Kijk maar: 'De hond van de buren | krijgt | mijn koekje.' 

►Wat is de persoonsvorm? 

Stel de vraag 'wie of wat' aan de persoonsvorm
Het antwoord is het onderwerp. 


Slide 17 - Tekstslide

Wat is het onderwerp van onderstaande zin?

'Het is heel koud buiten.'

Slide 18 - Open vraag

Wat is het onderwerp in onderstaande zin?

'De wind blies het weg.'

Slide 19 - Open vraag

Wat is het onderwerp in onderstaande zin?
'In de keuken heeft de kok een stoofpot gemaakt.'

Slide 20 - Open vraag

WERKWOORDELIJK GEZEGDE
... ofwel alle werkwoorden in de zin. 

Kijk naar deze zin: 'Hij heeft zijn nieuwe huis geprobeerd te schilderen.

Hoe kom je er nu achter hoeveel werkwoorden er in de zin staan?
1. je maakt eerst zinsdelen van de zin.
Hij heeft zijn nieuwe huis geprobeerd te schilderen.
2. vervolgens benoem je het zinsdeel 'persoonsvorm' en het zinsdeel 'onderwerp'. 

Zie je nu nog meer werkwoorden in die zin, in welke vorm dan ook? 


Slide 21 - Tekstslide

In een zin met meer dan één werkwoord is de persoonsvorm altijd onderdeel van het:
A
werkwoordelijk gezegde
B
werkwoord

Slide 22 - Quizvraag

Wat is het werkwoordelijk gezegde?
'Met groene verf probeerde meneer Vogels het vogelhuisje te schilderen.'

Slide 23 - Open vraag

Wat is het werkwoordelijk gezegde?

'Wie is vergeten het boek te lezen?'

Slide 24 - Open vraag

ZELFSTANDIGE NAAMWOORD
... horen bij die andere manier van ontleden, de taalkundig.
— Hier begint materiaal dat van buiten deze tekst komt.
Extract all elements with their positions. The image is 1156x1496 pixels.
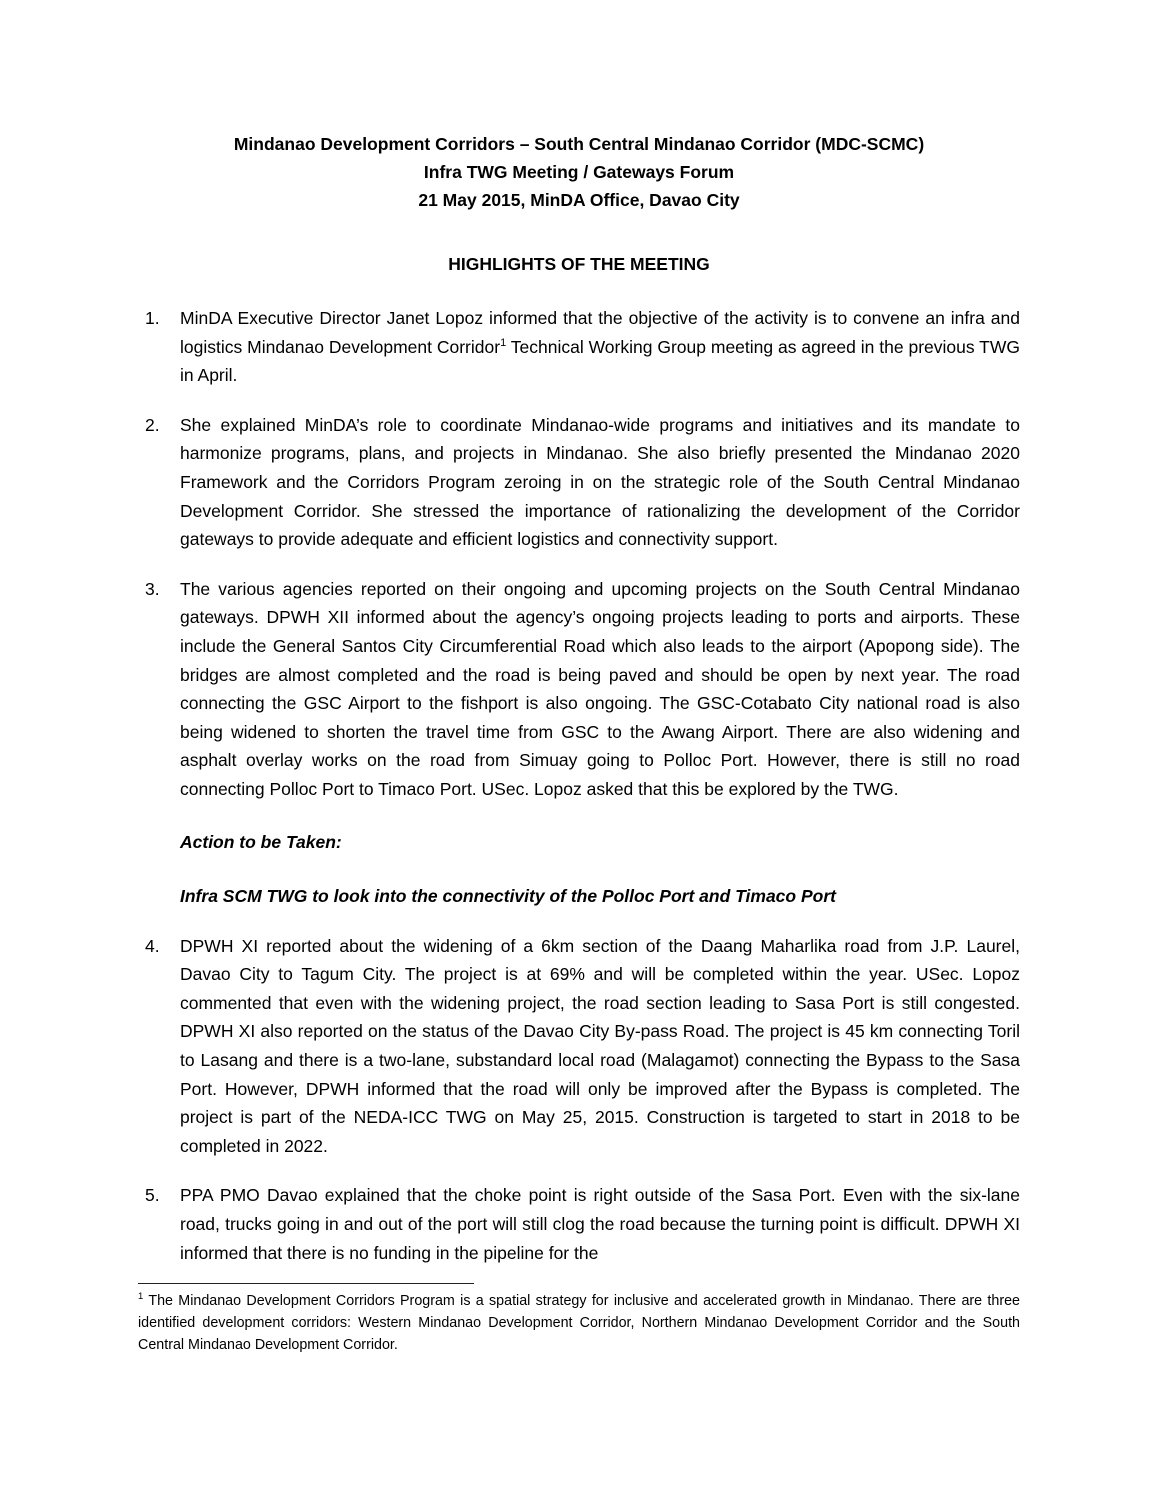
title-line-1: Mindanao Development Corridors – South Central Mindanao Corridor (MDC-SCMC) xyxy=(233,134,925,154)
item-text-1 xyxy=(180,304,1020,390)
item-text-2: She explained MinDA’s role to coordinate Mindanao-wide programs and initiatives and its mandate to harmonize programs, plans, and projects in Mindanao. She also briefly presented the Mindanao 2020 Framework and the Corridors Program zeroing in on the strategic role of the South Central Mindanao Development Corridor. She stressed the importance of rationalizing the development of the Corridor gateways to provide adequate and efficient logistics and connectivity support. xyxy=(180,414,1020,550)
title-line-3: 21 May 2015, MinDA Office, Davao City xyxy=(418,190,740,210)
item-text-1-pre: MinDA Executive Director Janet Lopoz informed that the objective of the activity is to convene an infra and logistics Mindanao Development Corridor xyxy=(180,308,1020,357)
list-item-2 xyxy=(138,411,1020,554)
list-item-3 xyxy=(138,575,1020,804)
footnote-marker: 1 xyxy=(138,1291,144,1303)
document-title xyxy=(138,130,1020,214)
list-item-5 xyxy=(138,1181,1020,1267)
item-number-4: 4. xyxy=(145,935,160,956)
footnote-divider xyxy=(138,1283,474,1284)
title-line-2: Infra TWG Meeting / Gateways Forum xyxy=(423,162,735,182)
item-number-1: 1. xyxy=(145,308,160,328)
section-heading: HIGHLIGHTS OF THE MEETING xyxy=(448,254,710,274)
footnote-section xyxy=(138,1283,1020,1356)
item-text-5: PPA PMO Davao explained that the choke point is right outside of the Sasa Port. Even with the six-lane road, trucks going in and out of the port will still clog the road because the turning point is difficult. DPWH XI informed that there is no funding in the pipeline for the xyxy=(180,1185,1020,1263)
item-number-5: 5. xyxy=(145,1185,160,1206)
item-number-2: 2. xyxy=(145,414,160,435)
action-item-text: Infra SCM TWG to look into the connectivity of the Polloc Port and Timaco Port xyxy=(180,886,836,907)
footnote-ref: 1 xyxy=(500,336,507,349)
footnote-text-block xyxy=(138,1291,1020,1356)
action-heading: Action to be Taken: xyxy=(180,831,342,852)
footnote-text: The Mindanao Development Corridors Program is a spatial strategy for inclusive and accelerated growth in Mindanao. There are three identified development corridors: Western Mindanao Development Corridor, Northern Mindanao Development Corridor and the South Central Mindanao Development Corridor. xyxy=(138,1293,1020,1353)
item-text-3: The various agencies reported on their ongoing and upcoming projects on the South Central Mindanao gateways. DPWH XII informed about the agency’s ongoing projects leading to ports and airports. These include the General Santos City Circumferential Road which also leads to the airport (Apopong side). The bridges are almost completed and the road is being paved and should be open by next year. The road connecting the GSC Airport to the fishport is also ongoing. The GSC-Cotabato City national road is also being widened to shorten the travel time from GSC to the Awang Airport. There are also widening and asphalt overlay works on the road from Simuay going to Polloc Port. However, there is still no road connecting Polloc Port to Timaco Port. USec. Lopoz asked that this be explored by the TWG. xyxy=(180,578,1020,799)
list-item-4 xyxy=(138,932,1020,1161)
item-number-3: 3. xyxy=(145,578,160,599)
item-text-1-post: Technical Working Group meeting as agreed in the previous TWG in April. xyxy=(180,336,1020,386)
list-item-1 xyxy=(138,304,1020,390)
item-text-4: DPWH XI reported about the widening of a 6km section of the Daang Maharlika road from J.P. Laurel, Davao City to Tagum City. The project is at 69% and will be completed within the year. USec. Lopoz commented that even with the widening project, the road section leading to Sasa Port is still congested. DPWH XI also reported on the status of the Davao City By-pass Road. The project is 45 km connecting Toril to Lasang and there is a two-lane, substandard local road (Malagamot) connecting the Bypass to the Sasa Port. However, DPWH informed that the road will only be improved after the Bypass is completed. The project is part of the NEDA-ICC TWG on May 25, 2015. Construction is targeted to start in 2018 to be completed in 2022. xyxy=(180,935,1020,1156)
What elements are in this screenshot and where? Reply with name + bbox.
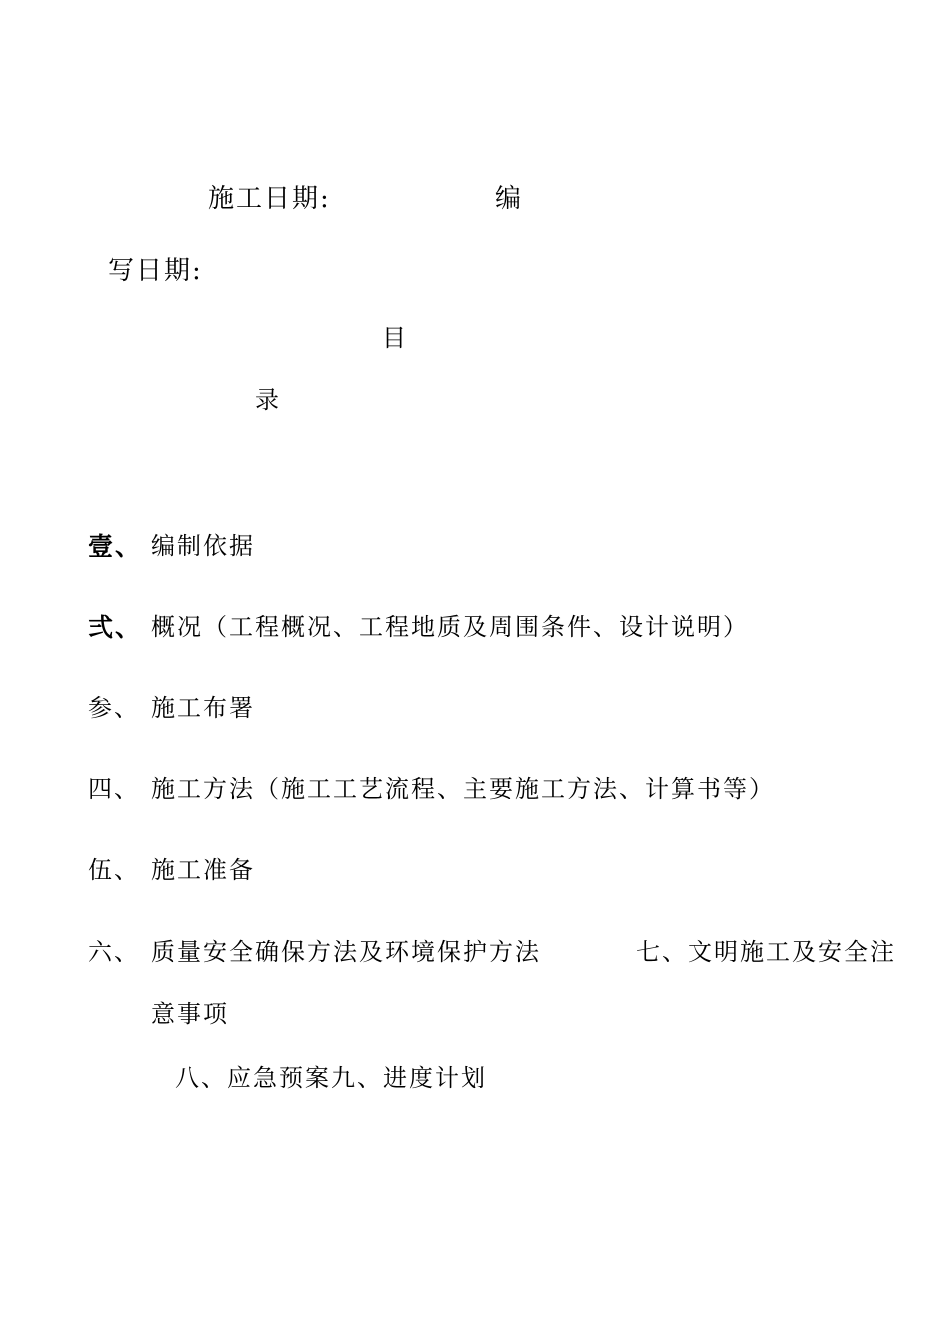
toc-title-char-1: 目	[382, 324, 408, 352]
toc-item-2-number: 弍、	[88, 613, 143, 642]
toc-item-1-number: 壹、	[88, 532, 143, 561]
toc-item-1-text: 编制依据	[151, 532, 255, 560]
compile-date-label: 写日期:	[108, 256, 203, 286]
toc-item-8-9: 八、应急预案九、进度计划	[175, 1064, 487, 1092]
toc-item-4-text: 施工方法（施工工艺流程、主要施工方法、计算书等）	[151, 775, 775, 803]
toc-title-char-2: 录	[255, 386, 281, 414]
toc-item-6-text: 质量安全确保方法及环境保护方法	[151, 938, 541, 966]
toc-item-3-number: 参、	[88, 694, 140, 722]
toc-item-5-number: 伍、	[88, 856, 140, 884]
toc-item-7-line-1: 七、文明施工及安全注	[636, 938, 896, 966]
toc-item-2-text: 概况（工程概况、工程地质及周围条件、设计说明）	[151, 613, 749, 641]
toc-item-5-text: 施工准备	[151, 856, 255, 884]
construction-date-label: 施工日期:	[208, 184, 331, 214]
compile-date-prefix: 编	[495, 184, 524, 214]
toc-item-3-text: 施工布署	[151, 694, 255, 722]
toc-item-6-number: 六、	[88, 938, 140, 966]
toc-item-4-number: 四、	[88, 775, 140, 803]
toc-item-7-line-2: 意事项	[151, 1000, 229, 1028]
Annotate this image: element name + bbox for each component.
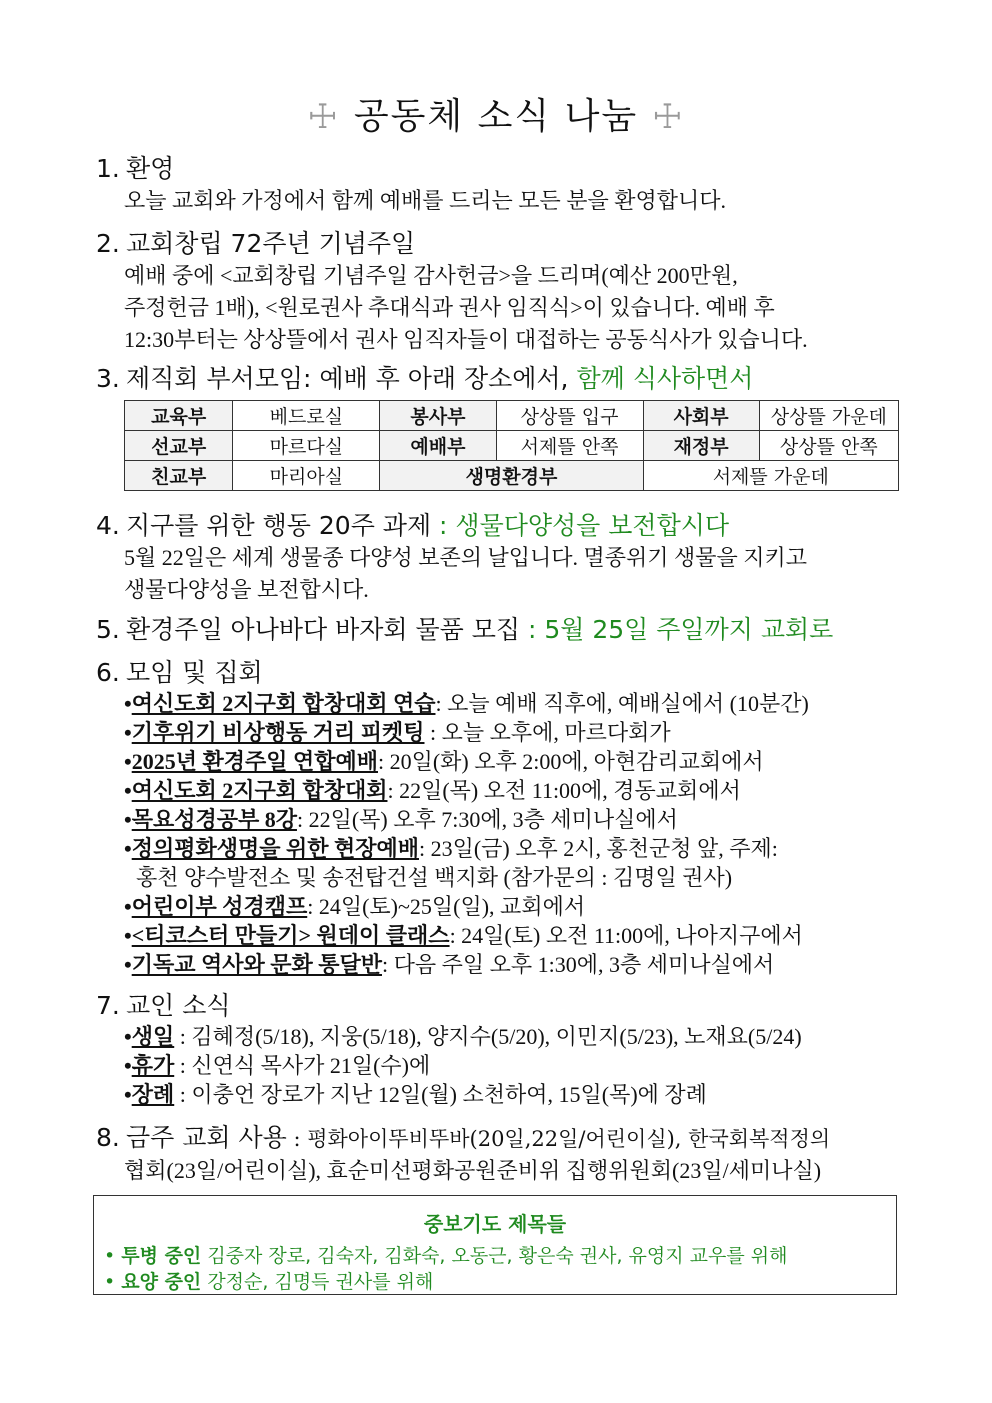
event-name: 목요성경공부 8강 xyxy=(131,807,297,832)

Hierbij benoem je telkens één los woord. 

Een zelfstandige naamwoord heeft drie kenmerken:

  1. er kan een lidwoord voor (de, het, een)
  2. je kunt het verkleinen
  3. je kunt het vermeerderen

(Misschien heb je het geleerd met 'mensen, dingen, dieren of planten)

Slide 25 - Tekstslide

Is onderstaand woord een zelfstandig naamwoord?

'bovendien'
A
ja
B
nee

Slide 26 - Quizvraag

Is onderstaand woord een zelfstandig naamwoord?

'formulier'
A
ja
B
nee

Slide 27 - Quizvraag

Is onderstaand woord een zelfstandig naamwoord?

'gebruikelijk'
A
ja
B
nee

Slide 28 - Quizvraag

Is onderstaand woord een zelfstandig naamwoord?

'ontmoeting'
A
ja
B
nee

Slide 29 - Quizvraag

Is onderstaand woord een zelfstandig naamwoord?

'snelheid'
A
ja
B
nee

Slide 30 - Quizvraag

Wat is het zelfstandig naamwoord?
'Henk heeft een echt goede muzieksmaak, vind ik.'

Slide 31 - Open vraag

Welk woord is geen zelfstandig naamwoord?
A
verbouwing
B
motor
C
NS
D
geweldig

Slide 32 - Quizvraag

Wat is niet waar over het zelfstandig naamwoord?
A
het heeft een verkleinwoord
B
het heeft een enkelvoud en een meervoud
C
het kan van tijd veranderen
D
er kan een lidwoord voor

Slide 33 - Quizvraag

EINDE VAN DEZE LES
Het komende lesuur mag je kiezen: wil je een nulmeting of een herhaling van de zinsdelen, persoonsvorm, onderwerp en werkwoordelijk gezegde, middels een Kahoot.